I’d grown up in the dark, damp, and somewhat claustrophobic rainforest of Southern Alaska. Tall trees and close mountains had always framed my view. In Kansas, that frame was gone. I could see the whole world in one glance. It was liberating.
That afternoon, I waved down two fellow cyclists touring in the opposite direction. They were a young couple, tan and beautiful enough to be the supermodels of bicycle touring. They’d started their journey in Virginia months ago but had recently bought pinwheels and radios which they'd duct-taped to their handlebars. The young man gestured to his oddly-decorated bicycle, “We had to do something. Kansas is so boring”.
Their pinwheels fluttered and spun brilliantly in the wind, flashing colors as the cheap plastic circles zipped round and round. The radios crackled some indistinguishable music. I laughed, congratulating them on their cure for Kansas’ monotony.
But Kansas and I were getting along fine.

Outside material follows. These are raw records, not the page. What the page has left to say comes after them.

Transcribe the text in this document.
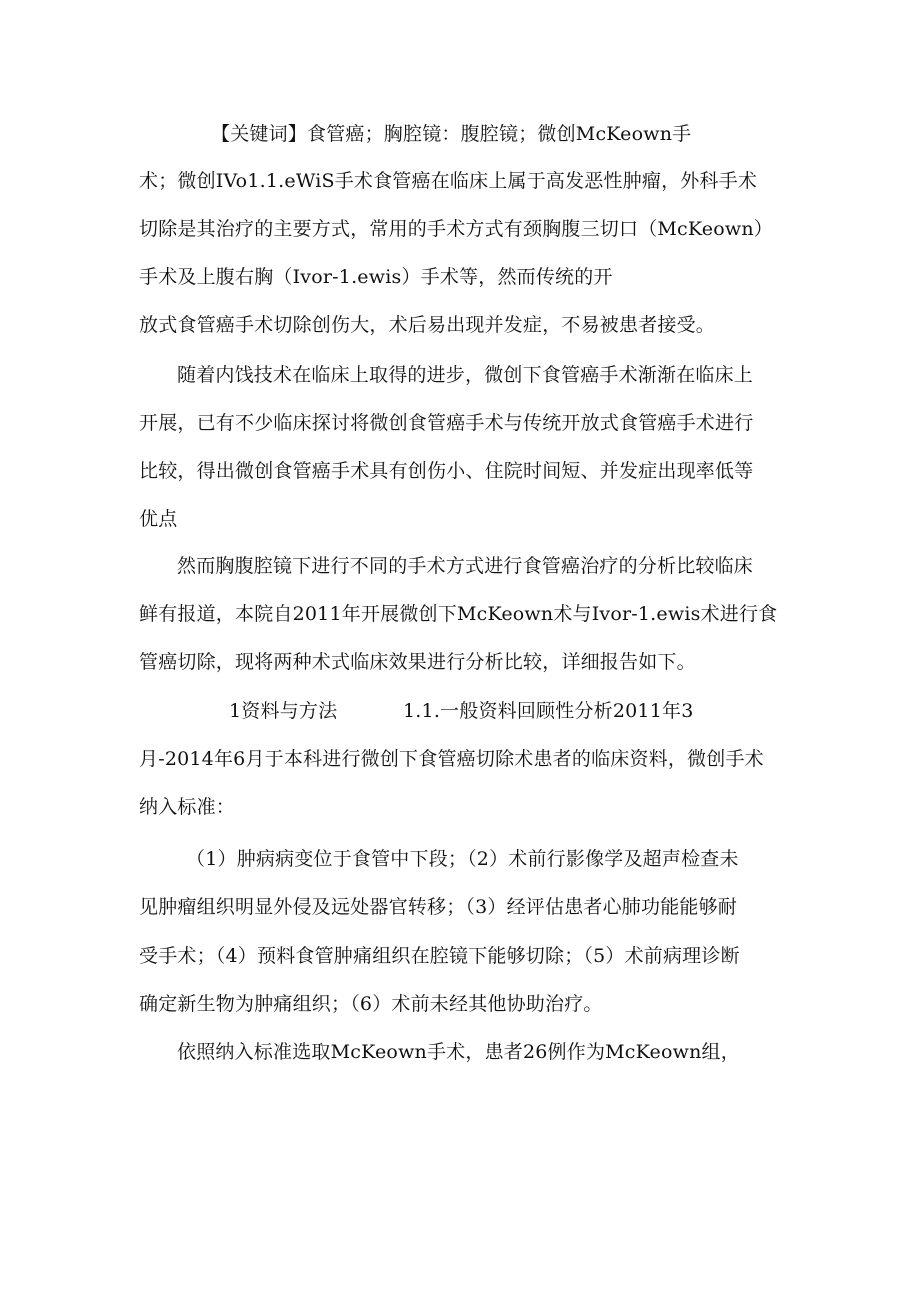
【关键词】食管癌；胸腔镜：腹腔镜；微创McKeown手
术；微创IVo1.1.eWiS手术食管癌在临床上属于高发恶性肿瘤，外科手术
切除是其治疗的主要方式，常用的手术方式有颈胸腹三切口（McKeown）
手术及上腹右胸（Ivor-1.ewis）手术等，然而传统的开
放式食管癌手术切除创伤大，术后易出现并发症，不易被患者接受。
随着内饯技术在临床上取得的进步，微创下食管癌手术渐渐在临床上
开展，已有不少临床探讨将微创食管癌手术与传统开放式食管癌手术进行
比较，得出微创食管癌手术具有创伤小、住院时间短、并发症出现率低等
优点
然而胸腹腔镜下进行不同的手术方式进行食管癌治疗的分析比较临床
鲜有报道，本院自2011年开展微创下McKeown术与Ivor-1.ewis术进行食
管癌切除，现将两种术式临床效果进行分析比较，详细报告如下。
1资料与方法	1.1.一般资料回顾性分析2011年3
月-2014年6月于本科进行微创下食管癌切除术患者的临床资料，微创手术
纳入标准：
（1）肿病病变位于食管中下段；（2）术前行影像学及超声检查未
见肿瘤组织明显外侵及远处器官转移；（3）经评估患者心肺功能能够耐
受手术；（4）预料食管肿痛组织在腔镜下能够切除；（5）术前病理诊断
确定新生物为肿痛组织；（6）术前未经其他协助治疗。
依照纳入标准选取McKeown手术，患者26例作为McKeown组，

Her landscape wasn’t like the dramatic Wallowa mountains in Oregon, or the vividly-painted canyons of Wyoming, or the Rockies in Colorado. Those places practically smacked me across the face, demanding my attention. They distracted me, which was great for forgetting sore feet and loved ones left behind. But Kansas offered no such obvious distractions. I could’ve given up and bought a cheap radio, but instead I leaned in, looking closer.
Her subtle magic turned the ordinary into the magnificent. I was moved to photograph the wildflowers growing by the side of the road, a tractor gleaming against its field of corn, and a tiny bird on a telephone wire. None of these things were rare or special, but Kansas made them so.
That night I burrowed my feet into the dry grass of my campsite, watching a billowing cloud of birds descend into the trees at the edge of the park. The pastel hues of sunset were fading from the sky behind them, and air was thick with their piercing cries. The thousands of chirps and screams became one sound, like a fire alarm, pulsing and shrill. I hugged my knees to my chest, watching as more winged silhouettes swarmed towards the trees. They alighted in the branches for the night, melting into the tangled darkness of the limbs and leaves.
I felt like I ought to get out my cell phone and call my boyfriend. Or my parents. But they lived in a world that was far, far away from Kansas, and sometimes the distance felt too vast to cross with a puny phone call. That night I didn’t want to add my own telephone squawking to the din of bird-song. I just wanted to listen. To Kansas.